Erstens wurde Trumps Haltung der Verachtung im Ergebnis nicht nur nicht sanktioniert, sondern von vielen sogar ausdrücklich befürwortet. Es war nicht allein der inhaltliche Fokus, der ihm Sympathien eingebracht hat. Wertschätzung hat Trump insbesondere auch für die Art und Weise erfahren, wie er Themen aufgegriffen und seine Kritik vorgebracht hat.

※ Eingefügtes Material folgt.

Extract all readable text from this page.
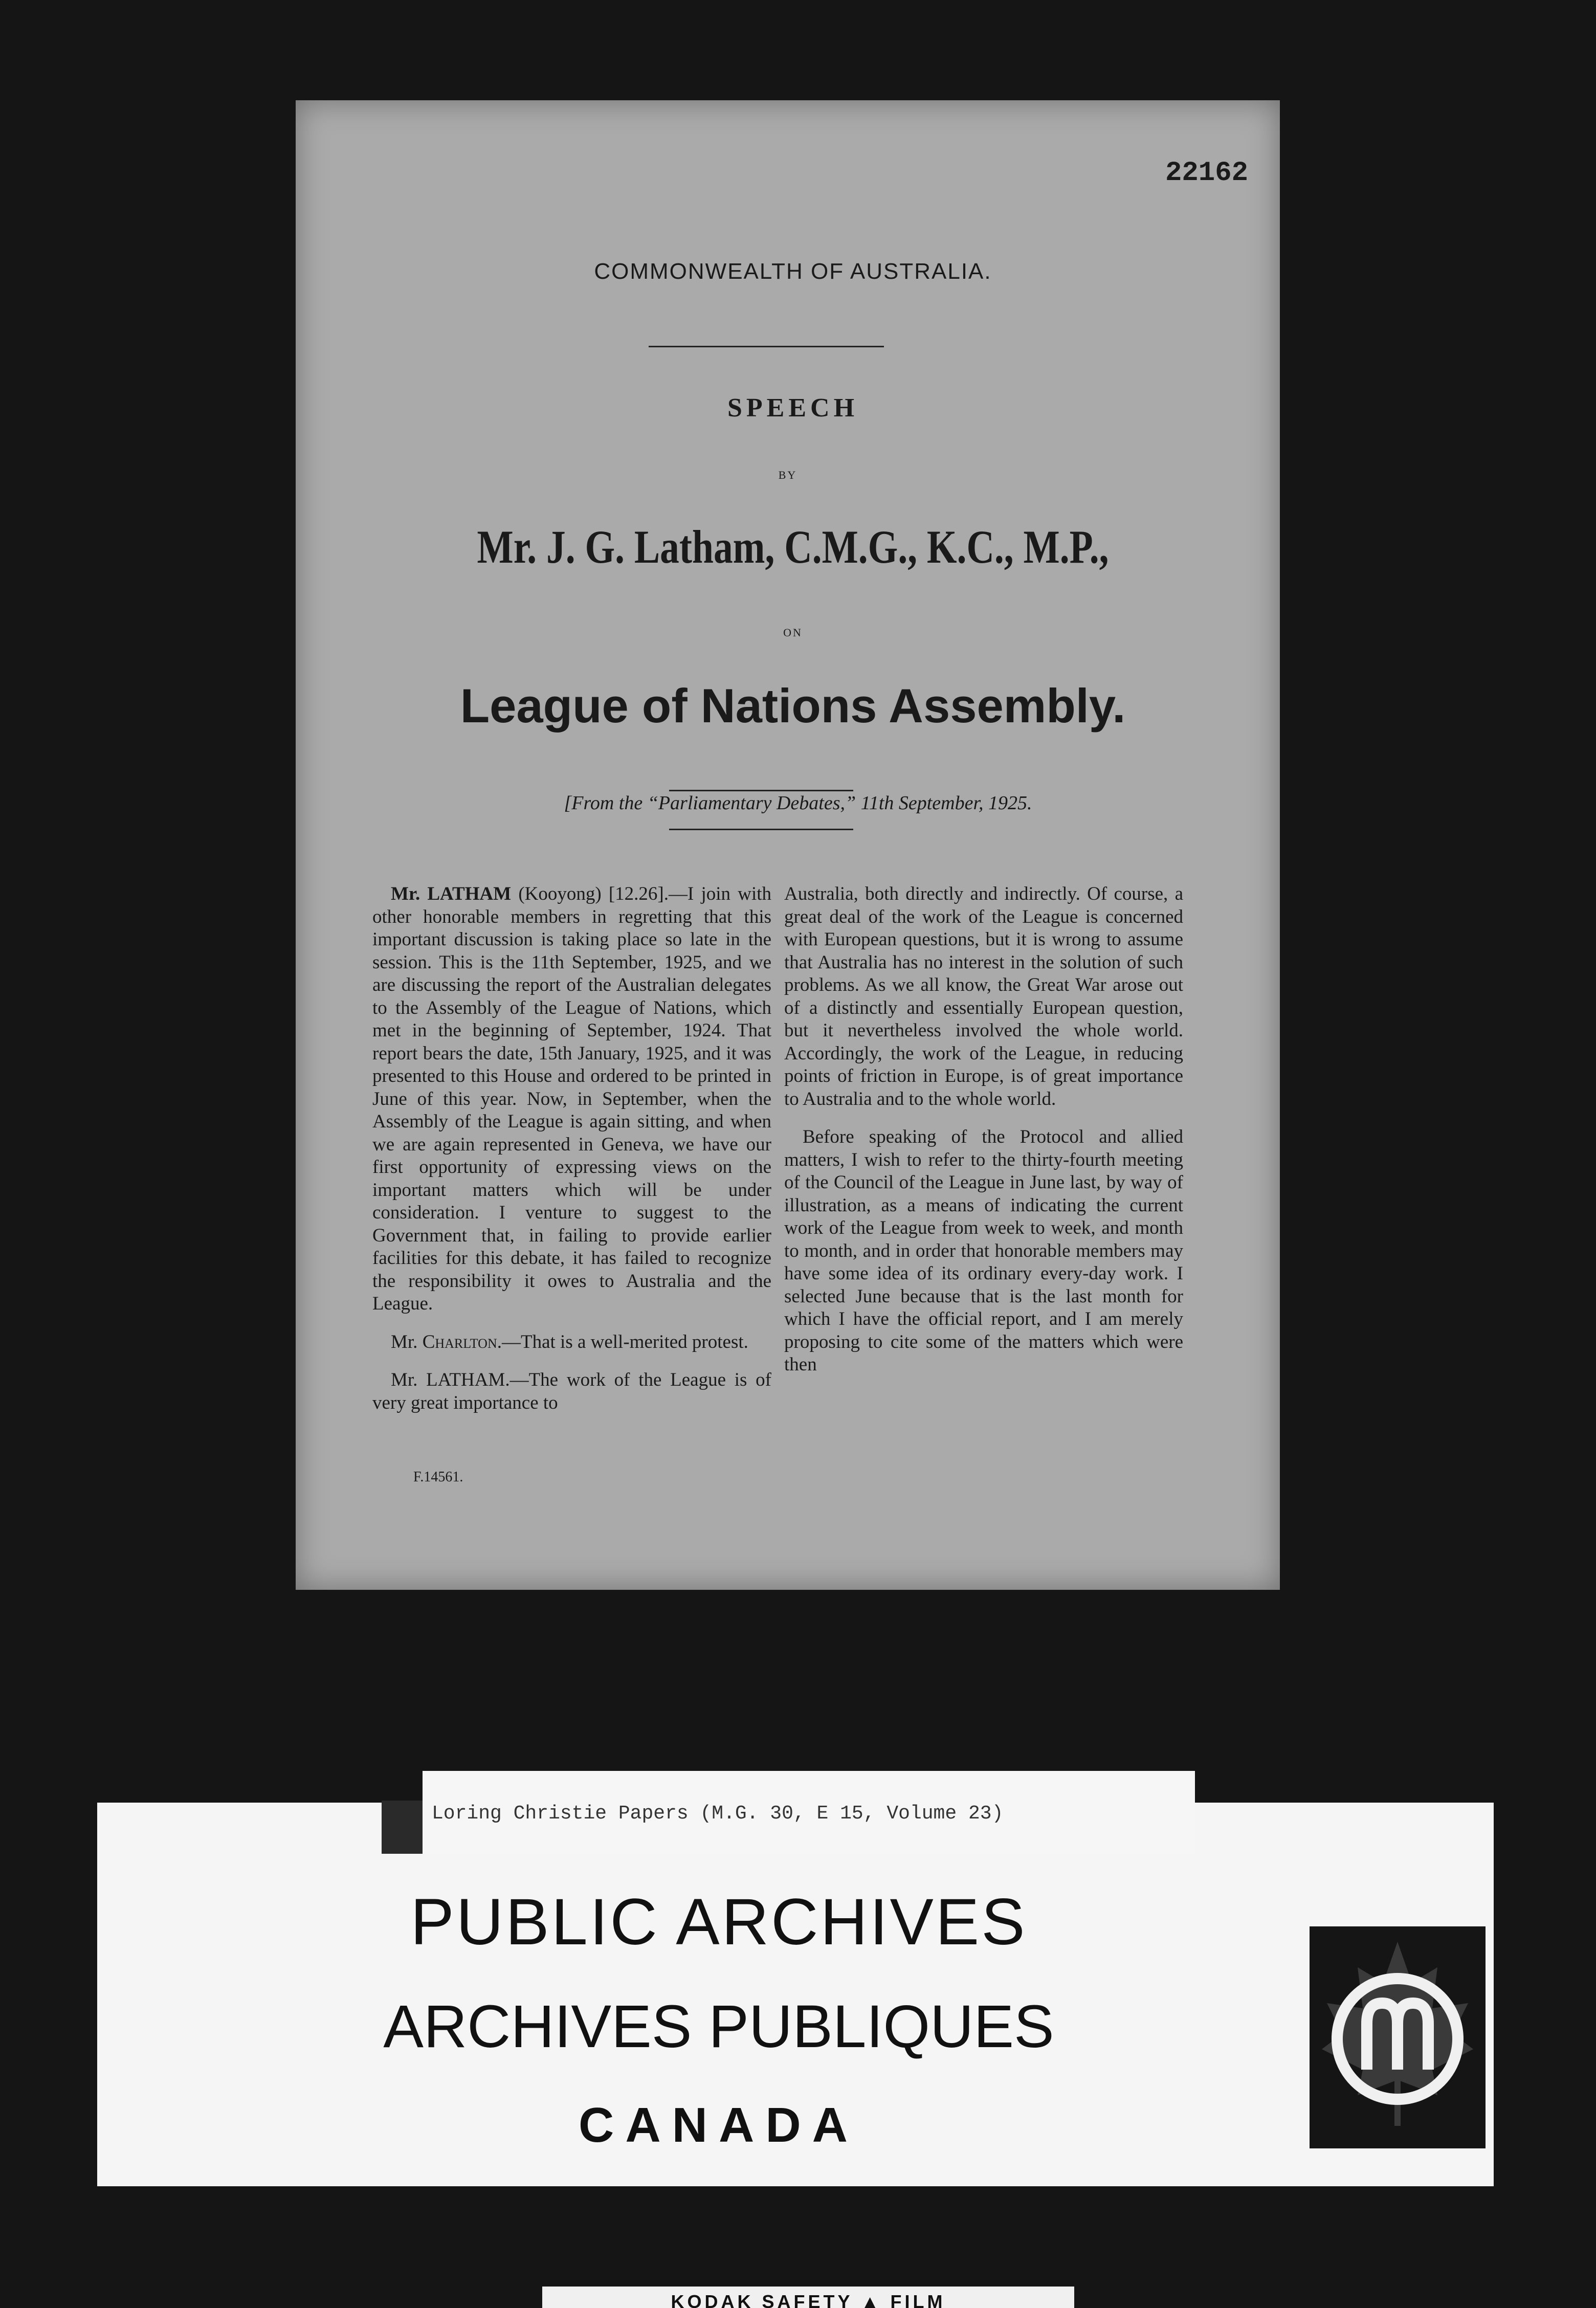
22162
COMMONWEALTH OF AUSTRALIA.
SPEECH
BY
Mr. J. G. Latham, C.M.G., K.C., M.P.,
ON
League of Nations Assembly.
[From the “Parliamentary Debates,” 11th September, 1925.

Mr. LATHAM (Kooyong) [12.26].—I join with other honorable members in regretting that this important discussion is taking place so late in the session. This is the 11th September, 1925, and we are discussing the report of the Australian delegates to the Assembly of the League of Nations, which met in the beginning of September, 1924. That report bears the date, 15th January, 1925, and it was presented to this House and ordered to be printed in June of this year. Now, in September, when the Assembly of the League is again sitting, and when we are again represented in Geneva, we have our first opportunity of expressing views on the important matters which will be under consideration. I venture to suggest to the Government that, in failing to provide earlier facilities for this debate, it has failed to recognize the responsibility it owes to Australia and the League.

Mr. Charlton.—That is a well-merited protest.

Mr. LATHAM.—The work of the League is of very great importance to

Australia, both directly and indirectly. Of course, a great deal of the work of the League is concerned with European questions, but it is wrong to assume that Australia has no interest in the solution of such problems. As we all know, the Great War arose out of a distinctly and essentially European question, but it nevertheless involved the whole world. Accordingly, the work of the League, in reducing points of friction in Europe, is of great importance to Australia and to the whole world.

Before speaking of the Protocol and allied matters, I wish to refer to the thirty-fourth meeting of the Council of the League in June last, by way of illustration, as a means of indicating the current work of the League from week to week, and month to month, and in order that honorable members may have some idea of its ordinary every-day work. I selected June because that is the last month for which I have the official report, and I am merely proposing to cite some of the matters which were then

F.14561.
PUBLIC ARCHIVES
ARCHIVES PUBLIQUES
CANADA
Loring Christie Papers (M.G. 30, E 15, Volume 23)
KODAK SAFETY ▲ FILM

Zweitens hat sich Trump gegen Kritik an seinen Entscheidungen in gewisser Hinsicht immunisiert. Im Wahlkampf hat er die zunehmende Sehnsucht der Menschen nach einer Rückkehr zu „geordneten“ und überschaubaren Verhältnissen – was auch immer damit genau gemeint sein könnte – mit vermeintlich einfachen Vorschlägen bedient. Nun wäre es nach der Wahl im demokratischen System eigentlich Aufgabe der disziplinierenden Institutionen, die Konsequenzen oder Kosten der Trumpschen Verführungen offenzulegen und den Präsidenten für den Wahrheitsgehalt seiner Versprechen in Haftung zu nehmen. Aber die Standards für eine solche Wahrhaftigkeitsprüfung hat Donald Trump ex-ante ja gerade entwertet, indem er das gesamte System – Politik, Medien, Wissenschaft – pauschal für korrupt erklärt hat.

Drittens kann sich Donald Trump zum Antritt seines Präsidentenamts im Januar 2017 auf stabile Mehrheiten in Senat und Kongress stützen. Er wird des Weiteren die politische Ausrichtung des Obersten Gerichtshofs der Vereinigten Staaten durch anstehende personelle Entscheidungen maßgeblich beeinflussen können. Und auch für die Streitkräfte hat er bereits den Austausch zahlreicher Generäle angekündigt. Anstatt sich mit anderen Meinungen auseinandersetzen zu müssen, kann Donald Trump weitere Gefolgsleute und Multiplikatoren installieren und so die eigene Machtposition ausbauen.

Aus ethischer Perspektive stellt sich nun die Frage: Wie reagiert gute, d.h. menschengerechte und sachgemäße Führung auf eine solche Situation? Wie verhält man sich zu einem Partner, der elementare Grundprinzipien und Regeln des fairen und respektvollen Umgangs miteinander, etwa der Nicht-Diskriminierung von Minderheiten oder der Einhaltung elementarer Verfahrensregeln, nicht beachtet oder sogar offen negiert? Und: Inwieweit kann man sich Nicht-Kooperation leisten, wenn einerseits Abhängigkeiten fortbestehen und andererseits Dritte nur darauf warten, als neue Kooperationspartner einzuspringen, etwa im Handel oder in der Sicherheitspolitik?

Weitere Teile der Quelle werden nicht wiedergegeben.